Pour des raisons telles que l’augmentation de la taille, de la densité, de l’intensité économique et de la vulnérabilité écologique, le gouvernement de l’État de Lagos fait évoluer son modèle de gestion des déchets de linéaire à circulaire, au profit de l’économie et de l’environnement de l’État.
Comme dans beaucoup d’autres villes à croissance rapide, la gestion des déchets à Lagos a longtemps été un modèle presque linéaire dans lequel les déchets sont générés, collectés, transportés et déversés.
Ce modèle était approprié lorsque les villes étaient petites, que la consommation était faible, que les emballages étaient simples et que les terrains disponibles semblaient abondants.

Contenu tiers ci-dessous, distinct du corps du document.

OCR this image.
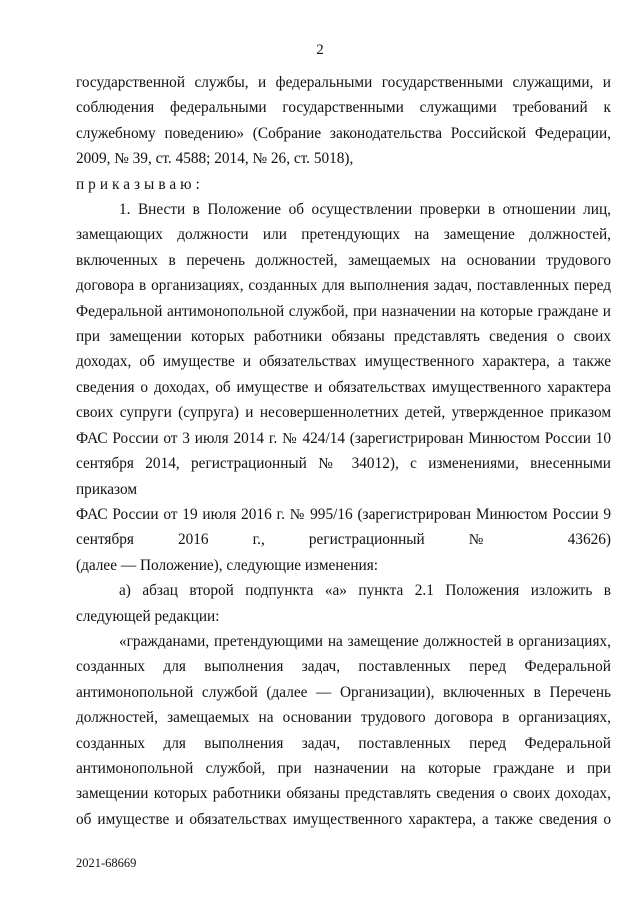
2
государственной службы, и федеральными государственными служащими, и
соблюдения федеральными государственными служащими требований к
служебному поведению» (Собрание законодательства Российской Федерации,
2009, № 39, ст. 4588; 2014, № 26, ст. 5018),
приказываю:
1. Внести в Положение об осуществлении проверки в отношении лиц,
замещающих должности или претендующих на замещение должностей,
включенных в перечень должностей, замещаемых на основании трудового
договора в организациях, созданных для выполнения задач, поставленных перед
Федеральной антимонопольной службой, при назначении на которые граждане и
при замещении которых работники обязаны представлять сведения о своих
доходах, об имуществе и обязательствах имущественного характера, а также
сведения о доходах, об имуществе и обязательствах имущественного характера
своих супруги (супруга) и несовершеннолетних детей, утвержденное приказом
ФАС России от 3 июля 2014 г. № 424/14 (зарегистрирован Минюстом России 10
сентября 2014, регистрационный № 34012), с изменениями, внесенными приказом
ФАС России от 19 июля 2016 г. № 995/16 (зарегистрирован Минюстом России 9
сентября 2016 г., регистрационный № 43626)
(далее — Положение), следующие изменения:
а) абзац второй подпункта «а» пункта 2.1 Положения изложить в
следующей редакции:
«гражданами, претендующими на замещение должностей в организациях,
созданных для выполнения задач, поставленных перед Федеральной
антимонопольной службой (далее — Организации), включенных в Перечень
должностей, замещаемых на основании трудового договора в организациях,
созданных для выполнения задач, поставленных перед Федеральной
антимонопольной службой, при назначении на которые граждане и при
замещении которых работники обязаны представлять сведения о своих доходах,
об имуществе и обязательствах имущественного характера, а также сведения о
2021-68669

Aujourd’hui, compte tenu de ses 22 millions d’habitants et d’une urbanisation rapide, ce modèle n’est plus suffisant pour la ville.
En tant que métropole en pleine croissance, Lagos estime que la gestion des déchets n’est pas seulement un service technique, mais un test quotidien de la façon dont une métropole se gouverne elle-même. Cela a un impact sur la santé publique, le drainage, les inondations, la valeur des propriétés, la confiance des investisseurs, les corridors de transport, la résilience climatique et le caractère sacré de la vie urbaine en général.
Le directeur général de l’Autorité de gestion des déchets de l’État de Lagos (LAWMA), Muyiwa Gbadegesin, a donné ces conseils dans son discours d’ouverture lors d’un forum organisé récemment à Lagos par l’Association des écrivains immobiliers et environnementaux du Nigeria (PEWAN), soulignant que le modèle linéaire n’est plus durable car il traite simplement les déchets comme une nuisance à éliminer.
Le thème du forum était « Gérer les déchets de 22 millions de Lagosiens : des déchets linéaires à une économie circulaire – le rôle des opérateurs de PSP et autres gestionnaires de déchets ».
M. Gbadegesin, qui était représenté à l’événement par M. Kunle Adebiyi, directeur exécutif des finances de LAWMA, a expliqué que le passage à un modèle circulaire consiste à traiter les déchets comme un flux de matériaux qui doivent être réduits, séparés, récupérés, traités et réintroduits à un usage productif dans la mesure du possible.
« C’est la transition que nous devons faire », a-t-il déclaré, ajoutant : « La question qui se pose à nous n’est pas seulement de savoir comment évacuer les déchets plus rapidement. Il s’agit également de savoir comment repenser l’ensemble du système afin que l’élimination soit un dernier recours plutôt qu’un principe d’organisation central. »
Il a poursuivi : « C’est particulièrement important car Lagos n’est pas seulement une métropole, mais une ville côtière et amphibie. L’élimination inappropriée des déchets sur terre devient rapidement un problème de drainage, un risque d’inondation, un problème de pollution marine et, finalement, un problème de santé publique. »
D’un point de vue pratique, dit le directeur général, passer à une économie circulaire signifie s’éloigner de l’idée selon laquelle le succès d’un système se mesure uniquement par la quantité de déchets collectés et évacués.
De plus en plus, le succès se mesure par la quantité de déchets réduite, la quantité triée à la source, la quantité récupérée, la valeur extraite et la quantité qui finit dans les décharges. Il s’agit donc de l’économie de l’État et de son environnement.
Il a révélé que les opérateurs de participants privés (PSP) sont au centre de cette transition, révélant qu' »il existe actuellement 454 opérateurs de PSP à Lagos. Ils restent l’interface la plus importante entre le système formel de gestion des déchets et les générateurs de déchets, en particulier les ménages et de nombreux établissements commerciaux ».
Ils sont le visage du système de quartier. Ce sont les personnes que les résidents connaissent, appellent, se plaignent, paient de l’argent et attendent du service. Leur rôle dans la prochaine phase de réforme est donc crucial. »
Il a souligné que c’est une erreur d’imaginer que seuls les opérateurs de PSP peuvent réaliser une économie circulaire. Ce sont les piliers centraux, mais pas la structure entière. Les écosystèmes modernes de gestion des déchets nécessitent plusieurs catégories de gestionnaires de déchets, chacun jouant un rôle différent.
« Nous avons besoin de recycleurs, d’agrégateurs et de transformateurs plus forts. Une économie circulaire ne peut fonctionner sans une réelle demande en aval de papier, de plastique, de métaux, de matières organiques, de verre et d’autres matériaux récupérables.
Un rappel sans rappel ne fait que déplacer le problème. « Pour passer des déchets à la circularité, Lagos doit continuer à renforcer la chaîne depuis les ménages et les entreprises jusqu’aux agrégateurs, transformateurs, fabricants et marchés finaux », a-t-il déclaré.